For all the subjects we work on, we start by analyzing the needs and defining the objective. The data is then analyzed, cleaned and processed. Finally come the exploration and development phases. At the same time, we review the code of our colleagues and we sometimes do literature reviews. 

We work according to agile methods. We operate in a “sprint” of two consecutive weeks. We define topics (called “stories”) to work on for two weeks. We divide these “stories” into tasks so that they can be parallelized within the team. Daily team meetings (or intermediate points if necessary) allow us to take stock of the progress of the topics. At the end of the two weeks, a review meeting closes the sprint. Depending on the subjects to be dealt with, not everything is always quantifiable, which is which is why this method is particularly convenient. Once the sprint is over, we start a new one. 

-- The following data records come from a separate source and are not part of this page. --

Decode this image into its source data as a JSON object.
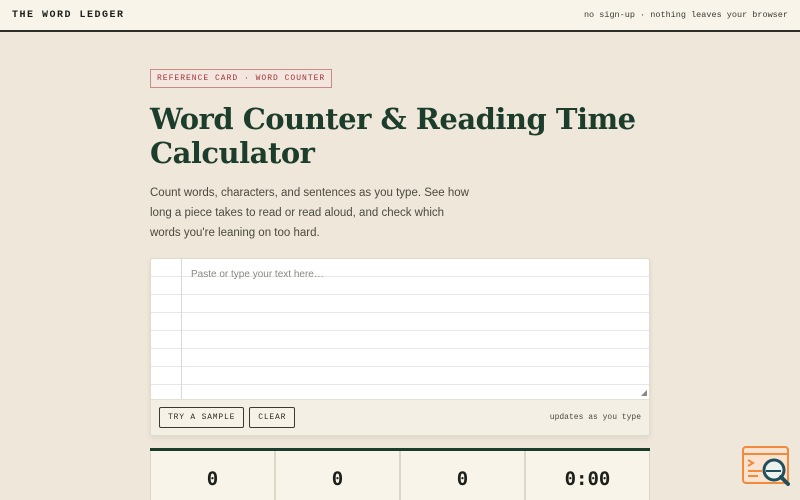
{
  "header": {
    "brand": "THE WORD LEDGER",
    "tagline": "no sign-up · nothing leaves your browser"
  },
  "hero": {
    "kicker": "REFERENCE CARD · WORD COUNTER",
    "title": "Word Counter & Reading Time Calculator",
    "description": "Count words, characters, and sentences as you type. See how long a piece takes to read or read aloud, and check which words you're leaning on too hard."
  },
  "editor": {
    "placeholder": "Paste or type your text here…",
    "sample_label": "TRY A SAMPLE",
    "clear_label": "CLEAR",
    "live_note": "updates as you type"
  },
  "stats": [
    "0",
    "0",
    "0",
    "0:00"
  ],
  "colors": {
    "background": "#efe7d9",
    "accent_green": "#1d3d2c",
    "kicker_red": "#a0363a",
    "fab_orange": "#f08a3e"
  },
  "icons": {
    "floating_widget": "search-window-icon",
    "resize": "resize-grip-icon"
  }
}
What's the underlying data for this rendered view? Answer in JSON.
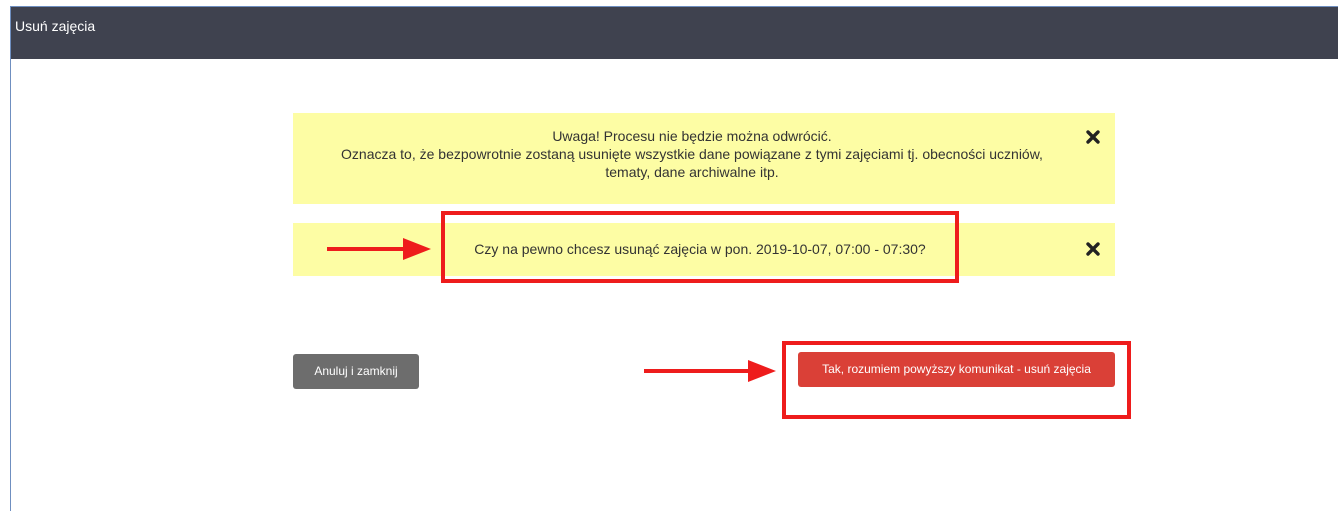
{
  "dialog": {
    "title": "Usuń zajęcia"
  },
  "warning_alert": {
    "line1": "Uwaga! Procesu nie będzie można odwrócić.",
    "line2": "Oznacza to, że bezpowrotnie zostaną usunięte wszystkie dane powiązane z tymi zajęciami tj. obecności uczniów, tematy, dane archiwalne itp.",
    "close_icon": "close-icon"
  },
  "confirm_alert": {
    "text": "Czy na pewno chcesz usunąć zajęcia w pon. 2019-10-07, 07:00 - 07:30?",
    "close_icon": "close-icon"
  },
  "buttons": {
    "cancel_label": "Anuluj i zamknij",
    "delete_label": "Tak, rozumiem powyższy komunikat - usuń zajęcia"
  },
  "annotations": {
    "color": "#ee1c1c"
  },
  "colors": {
    "header_bg": "#3f424f",
    "alert_bg": "#fdfda4",
    "cancel_bg": "#6d6d6d",
    "delete_bg": "#da4037"
  }
}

All in all (and with a few shortcuts ?), here is the daily life of a Data Scientist at Diabeloop! 


*The algorithm developed by Diabeloop is hosted in a dedicated terminal (DBLG1), connected via Bluetooth® to a continuous glucose sensor and an insulin pump. Every five minutes, a blood glucose result is sent to the terminal. Artificial intelligence analyzes the data in real time from the terminal and calculates the right dose of insulin to be administered, taking into account the person’s personalized parameters and the information they have entered (meal or physical activity).